15. März 2009 - Vor 60 Jahren: Düsseldorfer Ständehaus wird Landtagssitz

"Der ganze Raum ist mit grauem Stoff ausgeschlagen, nur unterbrochen von heller Holztäfelung, die sich in Säulenform an den Längs- und Seitenwänden emporzieht." So beschreibt die "Westfalenpost" im März 1949 den Plenarsaal, der im ehemaligen Ständehaus in Düsseldorf für den nordrhein-westfälischen Landtag eingerichtet wird.

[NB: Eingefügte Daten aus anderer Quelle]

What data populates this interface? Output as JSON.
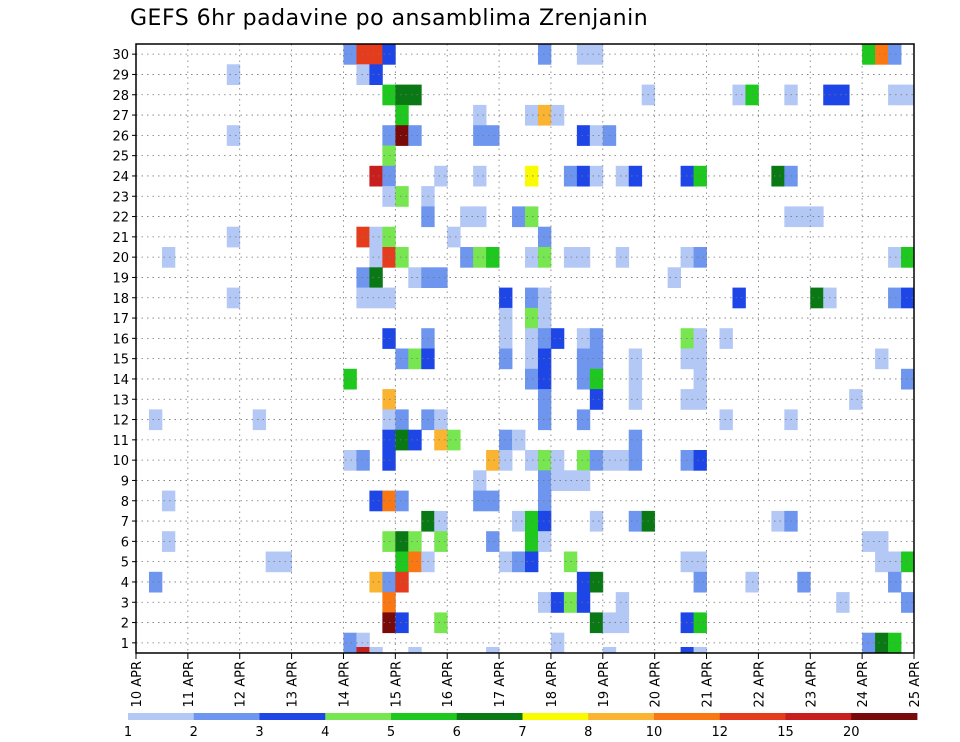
{
  "chart_data": {
    "type": "heatmap",
    "title": "GEFS 6hr padavine po ansamblima Zrenjanin",
    "x_tick_labels": [
      "10 APR",
      "11 APR",
      "12 APR",
      "13 APR",
      "14 APR",
      "15 APR",
      "16 APR",
      "17 APR",
      "18 APR",
      "19 APR",
      "20 APR",
      "21 APR",
      "22 APR",
      "23 APR",
      "24 APR",
      "25 APR"
    ],
    "y_tick_labels": [
      "1",
      "2",
      "3",
      "4",
      "5",
      "6",
      "7",
      "8",
      "9",
      "10",
      "11",
      "12",
      "13",
      "14",
      "15",
      "16",
      "17",
      "18",
      "19",
      "20",
      "21",
      "22",
      "23",
      "24",
      "25",
      "26",
      "27",
      "28",
      "29",
      "30"
    ],
    "time_steps": 60,
    "steps_per_day": 4,
    "members": 30,
    "grid": true,
    "legend_position": "bottom",
    "color_levels": [
      {
        "label": "1",
        "color": "#b4c8f5"
      },
      {
        "label": "2",
        "color": "#6e96ee"
      },
      {
        "label": "3",
        "color": "#1e46e6"
      },
      {
        "label": "4",
        "color": "#78e650"
      },
      {
        "label": "5",
        "color": "#1ec81e"
      },
      {
        "label": "6",
        "color": "#0a7814"
      },
      {
        "label": "7",
        "color": "#fafa00"
      },
      {
        "label": "8",
        "color": "#fab432"
      },
      {
        "label": "10",
        "color": "#fa7814"
      },
      {
        "label": "12",
        "color": "#e63c1e"
      },
      {
        "label": "15",
        "color": "#c81e1e"
      },
      {
        "label": "20",
        "color": "#780a0a"
      }
    ],
    "cells": [
      [
        30,
        16,
        2
      ],
      [
        30,
        17,
        12
      ],
      [
        30,
        18,
        12
      ],
      [
        30,
        19,
        3
      ],
      [
        30,
        31,
        2
      ],
      [
        30,
        34,
        1
      ],
      [
        30,
        35,
        1
      ],
      [
        30,
        56,
        5
      ],
      [
        30,
        57,
        10
      ],
      [
        30,
        58,
        2
      ],
      [
        29,
        7,
        1
      ],
      [
        29,
        17,
        1
      ],
      [
        29,
        18,
        3
      ],
      [
        28,
        19,
        5
      ],
      [
        28,
        20,
        6
      ],
      [
        28,
        21,
        6
      ],
      [
        28,
        39,
        1
      ],
      [
        28,
        46,
        1
      ],
      [
        28,
        47,
        5
      ],
      [
        28,
        50,
        1
      ],
      [
        28,
        53,
        3
      ],
      [
        28,
        54,
        3
      ],
      [
        28,
        58,
        1
      ],
      [
        28,
        59,
        1
      ],
      [
        27,
        20,
        5
      ],
      [
        27,
        26,
        1
      ],
      [
        27,
        30,
        1
      ],
      [
        27,
        31,
        8
      ],
      [
        27,
        32,
        1
      ],
      [
        26,
        7,
        1
      ],
      [
        26,
        19,
        2
      ],
      [
        26,
        20,
        20
      ],
      [
        26,
        21,
        2
      ],
      [
        26,
        26,
        2
      ],
      [
        26,
        27,
        2
      ],
      [
        26,
        34,
        3
      ],
      [
        26,
        35,
        1
      ],
      [
        26,
        36,
        2
      ],
      [
        25,
        19,
        4
      ],
      [
        24,
        18,
        15
      ],
      [
        24,
        19,
        2
      ],
      [
        24,
        23,
        1
      ],
      [
        24,
        26,
        1
      ],
      [
        24,
        30,
        7
      ],
      [
        24,
        33,
        2
      ],
      [
        24,
        34,
        3
      ],
      [
        24,
        35,
        1
      ],
      [
        24,
        37,
        1
      ],
      [
        24,
        38,
        3
      ],
      [
        24,
        42,
        3
      ],
      [
        24,
        43,
        5
      ],
      [
        24,
        49,
        6
      ],
      [
        24,
        50,
        2
      ],
      [
        23,
        19,
        1
      ],
      [
        23,
        20,
        4
      ],
      [
        23,
        22,
        1
      ],
      [
        22,
        22,
        2
      ],
      [
        22,
        25,
        1
      ],
      [
        22,
        26,
        1
      ],
      [
        22,
        29,
        2
      ],
      [
        22,
        30,
        4
      ],
      [
        22,
        50,
        1
      ],
      [
        22,
        51,
        1
      ],
      [
        22,
        52,
        1
      ],
      [
        21,
        7,
        1
      ],
      [
        21,
        17,
        12
      ],
      [
        21,
        18,
        1
      ],
      [
        21,
        19,
        4
      ],
      [
        21,
        24,
        1
      ],
      [
        21,
        31,
        2
      ],
      [
        20,
        2,
        1
      ],
      [
        20,
        18,
        1
      ],
      [
        20,
        19,
        12
      ],
      [
        20,
        20,
        4
      ],
      [
        20,
        25,
        2
      ],
      [
        20,
        26,
        4
      ],
      [
        20,
        27,
        5
      ],
      [
        20,
        30,
        1
      ],
      [
        20,
        31,
        4
      ],
      [
        20,
        33,
        1
      ],
      [
        20,
        34,
        1
      ],
      [
        20,
        37,
        1
      ],
      [
        20,
        42,
        1
      ],
      [
        20,
        43,
        2
      ],
      [
        20,
        58,
        1
      ],
      [
        20,
        59,
        5
      ],
      [
        19,
        17,
        2
      ],
      [
        19,
        18,
        6
      ],
      [
        19,
        21,
        1
      ],
      [
        19,
        22,
        2
      ],
      [
        19,
        23,
        2
      ],
      [
        19,
        41,
        1
      ],
      [
        18,
        7,
        1
      ],
      [
        18,
        17,
        1
      ],
      [
        18,
        18,
        1
      ],
      [
        18,
        19,
        1
      ],
      [
        18,
        28,
        3
      ],
      [
        18,
        30,
        2
      ],
      [
        18,
        31,
        1
      ],
      [
        18,
        46,
        3
      ],
      [
        18,
        52,
        6
      ],
      [
        18,
        53,
        1
      ],
      [
        18,
        58,
        2
      ],
      [
        18,
        59,
        3
      ],
      [
        17,
        28,
        1
      ],
      [
        17,
        30,
        4
      ],
      [
        17,
        31,
        1
      ],
      [
        16,
        19,
        3
      ],
      [
        16,
        22,
        2
      ],
      [
        16,
        28,
        1
      ],
      [
        16,
        30,
        1
      ],
      [
        16,
        31,
        2
      ],
      [
        16,
        32,
        3
      ],
      [
        16,
        34,
        1
      ],
      [
        16,
        35,
        2
      ],
      [
        16,
        42,
        4
      ],
      [
        16,
        43,
        1
      ],
      [
        16,
        45,
        1
      ],
      [
        15,
        20,
        2
      ],
      [
        15,
        21,
        4
      ],
      [
        15,
        22,
        3
      ],
      [
        15,
        28,
        2
      ],
      [
        15,
        30,
        1
      ],
      [
        15,
        31,
        3
      ],
      [
        15,
        34,
        2
      ],
      [
        15,
        35,
        2
      ],
      [
        15,
        38,
        1
      ],
      [
        15,
        42,
        1
      ],
      [
        15,
        43,
        1
      ],
      [
        15,
        57,
        1
      ],
      [
        14,
        16,
        5
      ],
      [
        14,
        30,
        2
      ],
      [
        14,
        31,
        3
      ],
      [
        14,
        34,
        2
      ],
      [
        14,
        35,
        5
      ],
      [
        14,
        38,
        1
      ],
      [
        14,
        43,
        1
      ],
      [
        14,
        59,
        2
      ],
      [
        13,
        19,
        8
      ],
      [
        13,
        31,
        2
      ],
      [
        13,
        35,
        3
      ],
      [
        13,
        38,
        1
      ],
      [
        13,
        42,
        1
      ],
      [
        13,
        43,
        1
      ],
      [
        13,
        55,
        1
      ],
      [
        12,
        1,
        1
      ],
      [
        12,
        9,
        1
      ],
      [
        12,
        19,
        1
      ],
      [
        12,
        20,
        2
      ],
      [
        12,
        22,
        2
      ],
      [
        12,
        23,
        1
      ],
      [
        12,
        31,
        2
      ],
      [
        12,
        34,
        2
      ],
      [
        12,
        45,
        1
      ],
      [
        12,
        50,
        1
      ],
      [
        11,
        19,
        3
      ],
      [
        11,
        20,
        6
      ],
      [
        11,
        21,
        3
      ],
      [
        11,
        23,
        8
      ],
      [
        11,
        24,
        4
      ],
      [
        11,
        28,
        2
      ],
      [
        11,
        29,
        1
      ],
      [
        11,
        38,
        2
      ],
      [
        10,
        16,
        1
      ],
      [
        10,
        17,
        2
      ],
      [
        10,
        19,
        3
      ],
      [
        10,
        27,
        8
      ],
      [
        10,
        28,
        1
      ],
      [
        10,
        30,
        1
      ],
      [
        10,
        31,
        4
      ],
      [
        10,
        32,
        1
      ],
      [
        10,
        34,
        4
      ],
      [
        10,
        35,
        2
      ],
      [
        10,
        36,
        1
      ],
      [
        10,
        37,
        1
      ],
      [
        10,
        38,
        2
      ],
      [
        10,
        42,
        2
      ],
      [
        10,
        43,
        3
      ],
      [
        9,
        26,
        1
      ],
      [
        9,
        31,
        2
      ],
      [
        9,
        32,
        1
      ],
      [
        9,
        33,
        1
      ],
      [
        9,
        34,
        1
      ],
      [
        8,
        2,
        1
      ],
      [
        8,
        18,
        3
      ],
      [
        8,
        19,
        10
      ],
      [
        8,
        20,
        2
      ],
      [
        8,
        26,
        2
      ],
      [
        8,
        27,
        2
      ],
      [
        8,
        31,
        2
      ],
      [
        7,
        22,
        6
      ],
      [
        7,
        23,
        1
      ],
      [
        7,
        29,
        1
      ],
      [
        7,
        30,
        5
      ],
      [
        7,
        31,
        3
      ],
      [
        7,
        35,
        1
      ],
      [
        7,
        38,
        2
      ],
      [
        7,
        39,
        6
      ],
      [
        7,
        49,
        1
      ],
      [
        7,
        50,
        2
      ],
      [
        6,
        2,
        1
      ],
      [
        6,
        19,
        4
      ],
      [
        6,
        20,
        6
      ],
      [
        6,
        21,
        4
      ],
      [
        6,
        23,
        4
      ],
      [
        6,
        27,
        2
      ],
      [
        6,
        30,
        5
      ],
      [
        6,
        31,
        1
      ],
      [
        6,
        56,
        1
      ],
      [
        6,
        57,
        1
      ],
      [
        5,
        10,
        1
      ],
      [
        5,
        11,
        1
      ],
      [
        5,
        20,
        5
      ],
      [
        5,
        21,
        10
      ],
      [
        5,
        22,
        1
      ],
      [
        5,
        28,
        1
      ],
      [
        5,
        29,
        2
      ],
      [
        5,
        30,
        3
      ],
      [
        5,
        33,
        4
      ],
      [
        5,
        42,
        1
      ],
      [
        5,
        43,
        1
      ],
      [
        5,
        57,
        1
      ],
      [
        5,
        58,
        1
      ],
      [
        5,
        59,
        5
      ],
      [
        4,
        1,
        2
      ],
      [
        4,
        18,
        8
      ],
      [
        4,
        19,
        2
      ],
      [
        4,
        20,
        12
      ],
      [
        4,
        34,
        3
      ],
      [
        4,
        35,
        6
      ],
      [
        4,
        43,
        2
      ],
      [
        4,
        47,
        1
      ],
      [
        4,
        51,
        2
      ],
      [
        4,
        58,
        2
      ],
      [
        3,
        19,
        10
      ],
      [
        3,
        31,
        1
      ],
      [
        3,
        32,
        3
      ],
      [
        3,
        33,
        4
      ],
      [
        3,
        34,
        3
      ],
      [
        3,
        37,
        1
      ],
      [
        3,
        54,
        1
      ],
      [
        3,
        59,
        2
      ],
      [
        2,
        19,
        20
      ],
      [
        2,
        20,
        3
      ],
      [
        2,
        23,
        4
      ],
      [
        2,
        35,
        6
      ],
      [
        2,
        36,
        1
      ],
      [
        2,
        37,
        1
      ],
      [
        2,
        42,
        3
      ],
      [
        2,
        43,
        5
      ],
      [
        1,
        16,
        2
      ],
      [
        1,
        17,
        1
      ],
      [
        1,
        32,
        1
      ],
      [
        1,
        56,
        2
      ],
      [
        1,
        57,
        6
      ],
      [
        1,
        58,
        5
      ]
    ],
    "bottom_row_cells": [
      [
        17,
        15
      ],
      [
        18,
        1
      ],
      [
        21,
        1
      ],
      [
        27,
        1
      ],
      [
        36,
        1
      ],
      [
        42,
        3
      ],
      [
        43,
        1
      ]
    ]
  }
}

"Der ganze Raum wirkt einfach, aber sehr gediegen." Einziges Schmuckstück des Saales, so die Zeitung, ist ein großer Gobelin, auf dem die Landesfarben eingestickt sind. Das Parlament des 1946 neu gegründeten Landes Nordrhein-Westfalen tagt bisher in Provisorien. Nach dem Zweiten Weltkrieg hat das zerbombte Düsseldorf kein intaktes Parlamentgebäude zu bieten. Ein Mal debattieren die 176 Männer und 24 Frauen im brandgeschädigten Opernhaus, dann wechseln sie in den Theatersaal der Henkel-Werke, dem einzigen unbeschädigten Saal in der Landeshauptstadt.

Der Saal in den Waschmittel-Werken wird aber nicht nur von den Delegierten genutzt. Er dient auch den stationierten britischen Truppen als Kinosaal. "Wenn wir bis Donnerstag da getagt hatten, dann musste alles, was Beine hatte, den Saal ausräumen", erinnert sich Gerhard Eyckers, der damals als Dolmetscher bei der Landtagsverwaltung arbeitet. "Weil am Freitagmorgen [...] die englischen Soldaten ihr Kino sehen wollten. Da gab es kein Pardon!" Deshalb sehen sich die Politiker nach einem eigenen Domizil um. Das Ständehaus scheint angemessen: Es wurde Ende des 19. Jahrhunderts von Architekt Julius Carl Raschdorff im Neo-Renaissance-Stil erbaut und diente den preußischen Provinzialständen im Rheinland als Parlamentssitz. Im Zweiten Weltkrieg wird der Bau weitgehend zerstört und ab 1948 wieder hergerichtet.

Am 15. März 1949 zieht der erste gewählte Landtag Nordrhein-Westfalens im Ständehaus ein. "Ich bin überzeugt, dass die hohen Mitglieder dieses Hauses", sagt Landtagspräsident Josef Gockeln bei der Eröffnung, "sich in Zukunft in unserem Hause wohler fühlen, als es in der Vergangenheit der Fall sein konnte." Als Präsident des Parlamentarischen Rates überbringt Konrad Adenauer (CDU) die Glückwünsche der Bonner Versammlung, die gerade das Grundgesetz ausarbeitet.

General William Alexander Bishop, britischer Militärgouverneur von Nordrhein-Westfalen, weist anerkennend auf die Fortschritte hin, die das Land seit der Einberufung des ersten ernannten Landtags im Oktober 1946 gemacht habe. Die Feierstunde im Plenarsaal endet mit dem "Vorspiel" der "Meistersinger" von Richard Wagner. 39 Jahre lang bleibt das Ständehaus Parlamentssitz. 1988 beziehen die Abgeordneten im Düsseldorfer Hafen einen neu errichteten Komplex am Rheinufer. Das Ständehaus beherbergt seit 2002 mit "K21" einen Teil der Kunstsammlung Nordrhein-Westfalen.